Sembraron vientos, cosechan tempestades

Mario Antonio Sandoval

Los refranes tienen aplicación en una miríada de circunstancias. El utilizado para el título de esta columna se puede aplicar en tres sucesos ocurridos en pocos días en Guatemala: el fin de la vida de la Cicig, la captura de Sandra Torres y los insultos de Jimmy Morales contra la prensa independiente. Mucho se ha dicho ya y se seguirá diciendo al respecto, pero creo importante una breve referencia para resumir algunas de sus causas. Vivimos en un país donde los acontecimientos pertenecen a una aglomeración de sucesos y a causa de eso solo se puede comentarlos en un período de tiempo muy corto, pues quedan atrás por los nuevos, más importantes, sorprendentes, increíbles, rechazables, vergonzosos. Es un realismo no mágico, sino en realidad de magia negra…

Fin de la Cicig

No haya guatemalteco interesado en los asuntos del país, sin una opinión ya formada acerca de la vergüenza necesaria llamada Cicig.
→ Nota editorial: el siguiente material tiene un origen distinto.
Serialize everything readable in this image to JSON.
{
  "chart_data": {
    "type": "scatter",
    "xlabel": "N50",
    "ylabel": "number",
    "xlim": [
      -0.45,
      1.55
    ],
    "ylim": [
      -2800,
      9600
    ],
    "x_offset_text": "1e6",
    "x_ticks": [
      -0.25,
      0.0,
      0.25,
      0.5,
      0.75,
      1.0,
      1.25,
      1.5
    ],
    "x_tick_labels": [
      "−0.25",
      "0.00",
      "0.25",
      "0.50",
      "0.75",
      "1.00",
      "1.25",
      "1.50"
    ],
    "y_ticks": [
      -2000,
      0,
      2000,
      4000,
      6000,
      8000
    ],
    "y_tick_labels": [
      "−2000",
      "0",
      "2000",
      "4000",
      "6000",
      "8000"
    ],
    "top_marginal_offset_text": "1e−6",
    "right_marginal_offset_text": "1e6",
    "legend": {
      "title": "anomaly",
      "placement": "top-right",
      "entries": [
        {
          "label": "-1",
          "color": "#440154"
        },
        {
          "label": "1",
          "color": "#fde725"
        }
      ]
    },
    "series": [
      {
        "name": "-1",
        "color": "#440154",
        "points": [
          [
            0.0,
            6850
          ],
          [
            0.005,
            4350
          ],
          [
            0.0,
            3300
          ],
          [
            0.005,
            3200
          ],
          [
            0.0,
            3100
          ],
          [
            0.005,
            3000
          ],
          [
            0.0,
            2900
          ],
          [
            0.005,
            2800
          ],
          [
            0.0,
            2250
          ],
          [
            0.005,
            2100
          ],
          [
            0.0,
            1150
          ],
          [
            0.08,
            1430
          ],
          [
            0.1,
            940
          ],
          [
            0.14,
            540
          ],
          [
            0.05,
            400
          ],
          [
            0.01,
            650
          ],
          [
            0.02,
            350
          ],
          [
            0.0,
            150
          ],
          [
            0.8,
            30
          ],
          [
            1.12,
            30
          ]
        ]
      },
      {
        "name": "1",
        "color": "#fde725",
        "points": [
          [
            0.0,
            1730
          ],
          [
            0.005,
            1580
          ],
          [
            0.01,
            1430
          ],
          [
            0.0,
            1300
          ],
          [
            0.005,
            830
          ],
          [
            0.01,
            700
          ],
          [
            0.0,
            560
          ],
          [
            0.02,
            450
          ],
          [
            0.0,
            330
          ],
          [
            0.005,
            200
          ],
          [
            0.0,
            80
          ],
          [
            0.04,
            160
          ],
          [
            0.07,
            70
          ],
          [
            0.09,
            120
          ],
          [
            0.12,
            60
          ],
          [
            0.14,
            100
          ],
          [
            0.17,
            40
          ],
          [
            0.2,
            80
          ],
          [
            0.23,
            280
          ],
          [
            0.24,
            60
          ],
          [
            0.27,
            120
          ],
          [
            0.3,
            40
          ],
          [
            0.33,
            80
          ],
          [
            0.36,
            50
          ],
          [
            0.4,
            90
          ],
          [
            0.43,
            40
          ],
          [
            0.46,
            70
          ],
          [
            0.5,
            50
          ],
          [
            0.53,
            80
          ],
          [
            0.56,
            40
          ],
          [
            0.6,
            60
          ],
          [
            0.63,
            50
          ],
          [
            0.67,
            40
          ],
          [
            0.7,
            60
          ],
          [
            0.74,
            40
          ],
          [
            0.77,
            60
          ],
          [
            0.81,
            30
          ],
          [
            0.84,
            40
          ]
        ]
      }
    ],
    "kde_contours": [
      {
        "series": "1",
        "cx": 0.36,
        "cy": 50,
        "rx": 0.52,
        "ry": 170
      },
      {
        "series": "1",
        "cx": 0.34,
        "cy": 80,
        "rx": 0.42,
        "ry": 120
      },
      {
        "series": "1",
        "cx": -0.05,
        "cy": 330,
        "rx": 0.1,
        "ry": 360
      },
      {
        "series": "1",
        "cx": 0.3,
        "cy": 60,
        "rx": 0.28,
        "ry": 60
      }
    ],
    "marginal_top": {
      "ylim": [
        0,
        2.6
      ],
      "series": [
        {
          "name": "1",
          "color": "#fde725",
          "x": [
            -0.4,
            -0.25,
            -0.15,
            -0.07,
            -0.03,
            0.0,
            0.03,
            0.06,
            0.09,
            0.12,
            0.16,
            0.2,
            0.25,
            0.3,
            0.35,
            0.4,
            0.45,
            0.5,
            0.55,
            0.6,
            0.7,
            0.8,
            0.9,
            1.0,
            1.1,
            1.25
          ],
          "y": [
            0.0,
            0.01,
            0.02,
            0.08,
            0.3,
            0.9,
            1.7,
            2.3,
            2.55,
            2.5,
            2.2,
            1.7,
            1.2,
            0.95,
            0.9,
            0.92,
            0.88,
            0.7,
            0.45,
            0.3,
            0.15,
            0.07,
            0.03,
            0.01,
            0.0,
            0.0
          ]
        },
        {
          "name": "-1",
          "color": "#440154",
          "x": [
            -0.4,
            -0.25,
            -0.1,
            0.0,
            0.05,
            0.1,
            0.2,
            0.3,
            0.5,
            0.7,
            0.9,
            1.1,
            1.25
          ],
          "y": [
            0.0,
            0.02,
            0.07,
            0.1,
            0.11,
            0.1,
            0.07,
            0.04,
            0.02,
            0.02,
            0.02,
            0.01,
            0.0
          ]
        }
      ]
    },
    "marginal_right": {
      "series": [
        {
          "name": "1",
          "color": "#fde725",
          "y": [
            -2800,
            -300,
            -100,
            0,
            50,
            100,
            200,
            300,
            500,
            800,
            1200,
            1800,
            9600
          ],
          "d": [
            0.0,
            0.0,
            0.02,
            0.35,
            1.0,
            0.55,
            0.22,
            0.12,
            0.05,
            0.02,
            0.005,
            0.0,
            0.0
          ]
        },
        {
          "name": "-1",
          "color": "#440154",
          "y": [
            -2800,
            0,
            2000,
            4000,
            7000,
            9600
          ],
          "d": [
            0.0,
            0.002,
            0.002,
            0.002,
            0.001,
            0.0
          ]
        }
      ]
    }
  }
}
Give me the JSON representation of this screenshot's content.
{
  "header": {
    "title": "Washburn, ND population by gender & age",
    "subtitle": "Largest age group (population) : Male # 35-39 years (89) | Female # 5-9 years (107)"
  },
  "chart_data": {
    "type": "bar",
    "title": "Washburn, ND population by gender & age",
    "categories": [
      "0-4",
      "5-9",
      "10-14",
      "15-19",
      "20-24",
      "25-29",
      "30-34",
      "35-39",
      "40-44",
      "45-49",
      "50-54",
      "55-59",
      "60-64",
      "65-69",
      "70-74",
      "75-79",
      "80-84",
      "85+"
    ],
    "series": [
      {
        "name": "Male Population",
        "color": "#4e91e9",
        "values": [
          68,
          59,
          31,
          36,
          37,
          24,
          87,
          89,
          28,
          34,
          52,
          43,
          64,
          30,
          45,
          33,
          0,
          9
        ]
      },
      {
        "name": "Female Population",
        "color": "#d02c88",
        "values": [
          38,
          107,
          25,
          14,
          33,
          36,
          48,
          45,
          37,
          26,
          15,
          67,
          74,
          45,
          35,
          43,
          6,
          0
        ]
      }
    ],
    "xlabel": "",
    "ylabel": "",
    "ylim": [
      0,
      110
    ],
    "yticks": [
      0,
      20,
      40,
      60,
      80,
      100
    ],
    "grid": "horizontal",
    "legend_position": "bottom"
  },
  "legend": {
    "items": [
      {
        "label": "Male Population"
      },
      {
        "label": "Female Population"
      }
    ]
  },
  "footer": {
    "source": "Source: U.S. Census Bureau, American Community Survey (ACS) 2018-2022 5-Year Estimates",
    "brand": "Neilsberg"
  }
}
En este momento el país está dividido entre quienes tienen una actitud triunfalista y consideran una victoria la declaratoria de non grato a Iván Velásquez. Los errores, algunos de ellos graves, de esta entidad internacional solicitada por Guatemala son ahora magnificados, mientras se minimizan sus acciones positivas. Esta actitud puede ser considerada como el deseo al regreso del statu quo previo, lo cual no solo es simplista, sino peligroso. La ciudadanía guatemalteca comenzó una etapa de comprensión de los derechos y de todos los ciudadanos, manifestada en forma clara. El próximo gobierno, adverso a la Cicig, tiene la tarea de demostrar al mundo su aceptación de algunas de las acciones en contra de la corrupción, porque el combate a esta es una de las acciones de las cuales depende no solo su supervivencia, sino el obstáculo para un candidato populista en las elecciones del 2023.

Prisión a Torres
Las fotos de Sandra Torres, la otrora mujer más poderosa políticamente hablando, ahora escondiéndose en forma poco digna tras un chal, una gorra y anteojos oscuros, con expresión facial descompuesta, son un claro ejemplo de la súbita manera como en política se puede dejar de ser alguien en fracciones de segundo. No he podido entender por qué no se fue del país, y la única explicación posible es la existencia de un “acuerdo de no agresión”, a fin de asegurarse de no caer en manos de la justicia. Esto es una conclusión mía, pero la creo con alguna base. El no haberse hecho realidad ese supuesto acuerdo causó un verdadero derrumbe, cuando se agregó la solicitud de cancelación del partido Unidad Nacional de la Esperanza. Los cambios en las leyes, irónicamente inspirados por la UNE, causan ahora la imposibilidad del transfuguismo de sus diputados y ya han comenzado las muestras de resquebrajamientos, esperadas. Ahora solo queda esperar a ver el desarrollo de la lenta justicia guatemalteca.

Insultos a la Prensa
Jimmy Morales —por mucho el peor presidente de toda la historia de Guatemala, y eso ya es decir bastante— por enésima vez arremetió en público de manera “trumpesca” contra la prensa independiente de Guatemala. La Asociación de Periodistas le exigió disculpas públicas, pero lo creo innecesario porque cualquier referencia al periodismo proveniente de él solo traerá insultos, diatribas y, en resumen, tonterías. Demuestra de nuevo su incapacidad de comprender cuál es el trabajo periodístico, y cree, por convencimiento propio, por deseo de imitar o por cualquier otra razón, en la maldad intrínseca del ejercicio de la libertad de expresión. En su caso, se trata de patadas de ahogado, porque solo faltan 22 semanas para su conversión en ciudadano común y corriente, sin inmunidad. Lo mejor será simplemente ignorar estas cantaletas, indignas de su actual cargo. Como estamos hablando de refranes populares, se le debe escuchar con la misma atención empleada cuando se escucha llover.